Monday, December 10, 2007

A Call for Background Checks

The Indianapolis office of the Salvation Army said that recent allegations about a volunteer’s theft won’t change the way they screen volunteers for the holiday season.

Salvation Army volunteer Sean Sayers was arrested for stealing from the Wal-Mart where he was volunteering as a bell ringer, which violated his probation on a previous stealing charge.

"It always makes me sad," said Major Richard Hartman of the Salvation Army about the Anderson case. "You don't have to steal."

The allegations however, won’t change the way the Christian charity organization screens for volunteers and officials say they won’t probe any deeper into the personal lives of those already volunteering.
The fact that a number of bell ringers are placed there as punishment by the courts, would lead some to think that a background check would be an obvious step, but that’s not the way the SA sees it.

Major Hartman says he's “reluctant to offend” the volunteers and the paid employees who offer their help, not to mention the dent it might make in donations.
"You know, they're helping us out," he said. "I just think it would be prohibitive to do a background check on everyone that rings a bell for us."

"Most of them are pretty good joes," he said.

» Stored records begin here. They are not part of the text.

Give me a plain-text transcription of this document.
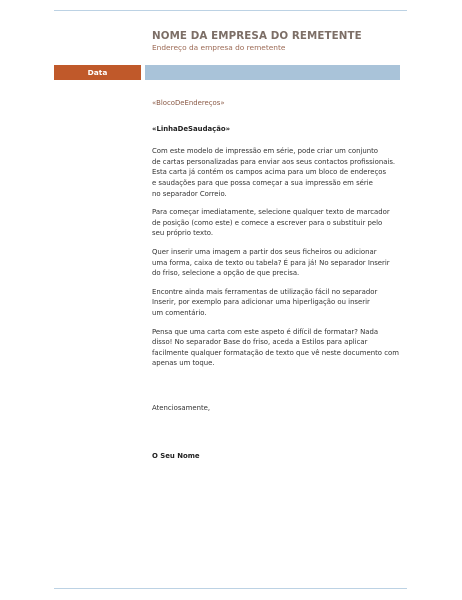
NOME DA EMPRESA DO REMETENTE
Endereço da empresa do remetente
Data
«BlocoDeEndereços»
«LinhaDeSaudação»
Com este modelo de impressão em série, pode criar um conjunto
de cartas personalizadas para enviar aos seus contactos profissionais.
Esta carta já contém os campos acima para um bloco de endereços
e saudações para que possa começar a sua impressão em série
no separador Correio.
Para começar imediatamente, selecione qualquer texto de marcador
de posição (como este) e comece a escrever para o substituir pelo
seu próprio texto.
Quer inserir uma imagem a partir dos seus ficheiros ou adicionar
uma forma, caixa de texto ou tabela? É para já! No separador Inserir
do friso, selecione a opção de que precisa.
Encontre ainda mais ferramentas de utilização fácil no separador
Inserir, por exemplo para adicionar uma hiperligação ou inserir
um comentário.
Pensa que uma carta com este aspeto é difícil de formatar? Nada
disso! No separador Base do friso, aceda a Estilos para aplicar
facilmente qualquer formatação de texto que vê neste documento com
apenas um toque.
Atenciosamente,
O Seu Nome
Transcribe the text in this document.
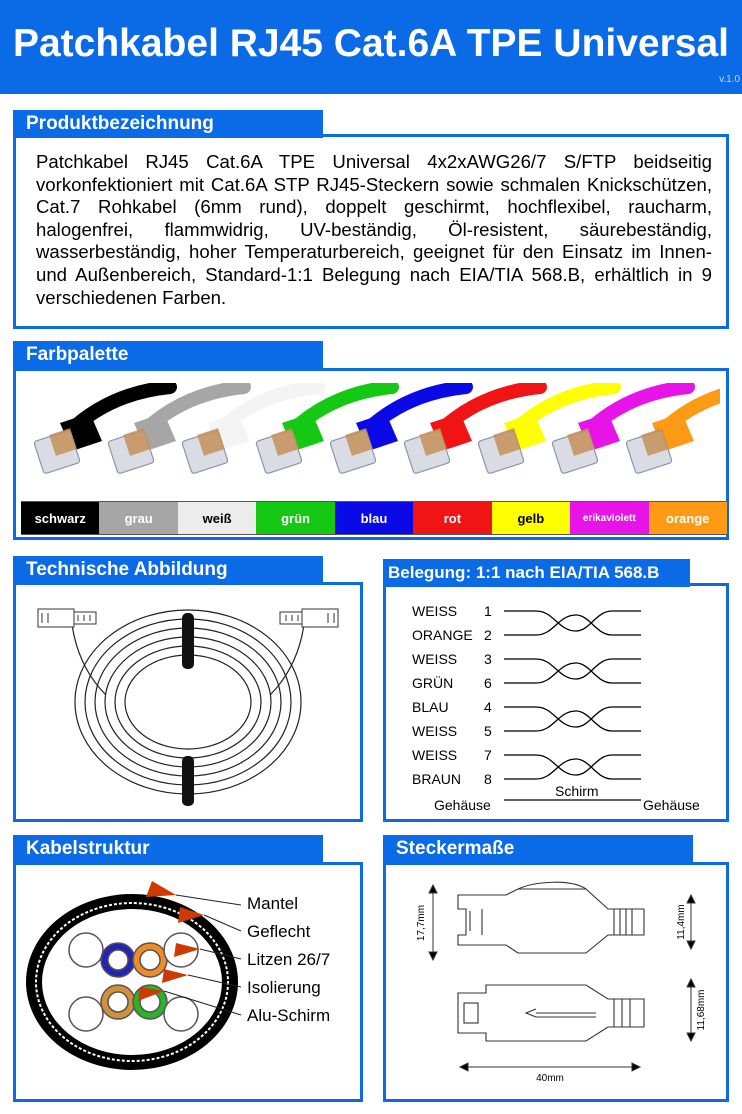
Patchkabel RJ45 Cat.6A TPE Universal
v.1.0

Patchkabel RJ45 Cat.6A TPE Universal 4x2xAWG26/7 S/FTP beidseitig vorkonfektioniert mit Cat.6A STP RJ45-Steckern sowie schmalen Knickschützen, Cat.7 Rohkabel (6mm rund), doppelt geschirmt, hochflexibel, raucharm, halogenfrei, flammwidrig, UV-beständig, Öl-resistent, säurebeständig, wasserbeständig, hoher Temperaturbereich, geeignet für den Einsatz im Innen- und Außenbereich, Standard-1:1 Belegung nach EIA/TIA 568.B, erhältlich in 9 verschiedenen Farben.

Produktbezeichnung
schwarz	grau	weiß	grün	blau	rot	gelb	erikaviolett	orange
Farbpalette
Technische Abbildung
WEISS 1
ORANGE 2
WEISS 3
GRÜN 6
BLAU	4
WEISS 5
WEISS 7
BRAUN 8
Gehäuse
Schirm
Gehäuse
Belegung: 1:1 nach EIA/TIA 568.B
Mantel
Geflecht
Litzen 26/7
Isolierung
Alu-Schirm
Kabelstruktur
17,7mm	11,4mm
11,68mm
40mm
Steckermaße
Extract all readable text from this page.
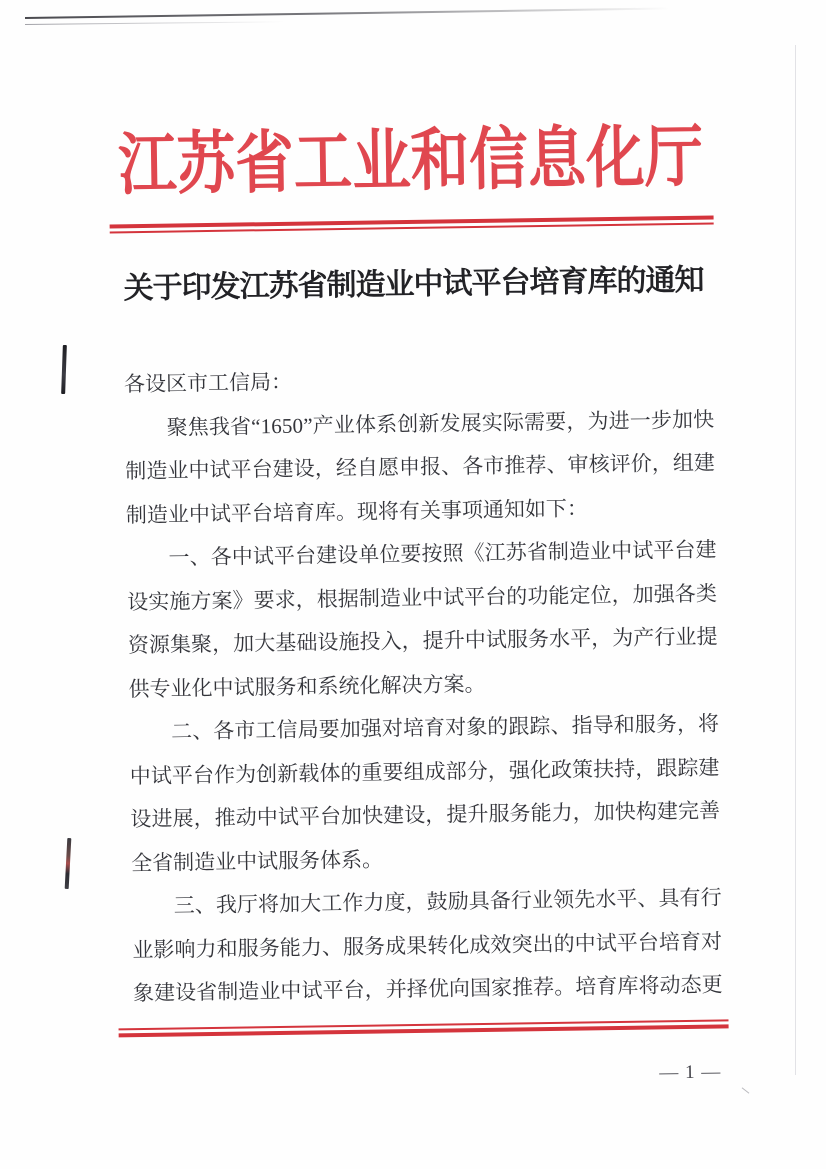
江苏省工业和信息化厅
关于印发江苏省制造业中试平台培育库的通知
各设区市工信局：
聚 焦 我 省 “ 1 6 5 0 ” 产 业 体 系 创 新 发 展 实 际 需 要 ， 为 进 一 步 加 快
制 造 业 中 试 平 台 建 设 ， 经 自 愿 申 报 、 各 市 推 荐 、 审 核 评 价 ， 组 建
制造业中试平台培育库。现将有关事项通知如下：
一 、 各 中 试 平 台 建 设 单 位 要 按 照 《 江 苏 省 制 造 业 中 试 平 台 建
设 实 施 方 案 》 要 求 ， 根 据 制 造 业 中 试 平 台 的 功 能 定 位 ， 加 强 各 类
资 源 集 聚 ， 加 大 基 础 设 施 投 入 ， 提 升 中 试 服 务 水 平 ， 为 产 行 业 提
供专业化中试服务和系统化解决方案。
二 、 各 市 工 信 局 要 加 强 对 培 育 对 象 的 跟 踪 、 指 导 和 服 务 ， 将
中 试 平 台 作 为 创 新 载 体 的 重 要 组 成 部 分 ， 强 化 政 策 扶 持 ， 跟 踪 建
设 进 展 ， 推 动 中 试 平 台 加 快 建 设 ， 提 升 服 务 能 力 ， 加 快 构 建 完 善
全省制造业中试服务体系。
三 、 我 厅 将 加 大 工 作 力 度 ， 鼓 励 具 备 行 业 领 先 水 平 、 具 有 行
业 影 响 力 和 服 务 能 力 、 服 务 成 果 转 化 成 效 突 出 的 中 试 平 台 培 育 对
象 建 设 省 制 造 业 中 试 平 台 ， 并 择 优 向 国 家 推 荐 。 培 育 库 将 动 态 更
— 1 —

But what about the ones that aren’t pretty good joes? Call me crazy, but if someone were dressed up like Santa Claus ringing a bell for charity outside of a department store all winter long, I’d want to know if he (or she) were a sex offender, a thief, a felon, drug addict, etc. I think that background checks are cost effective enough that the danger far outweighs the price. Charity organizations have a responsibility to the public to make sure they’re not putting people in danger.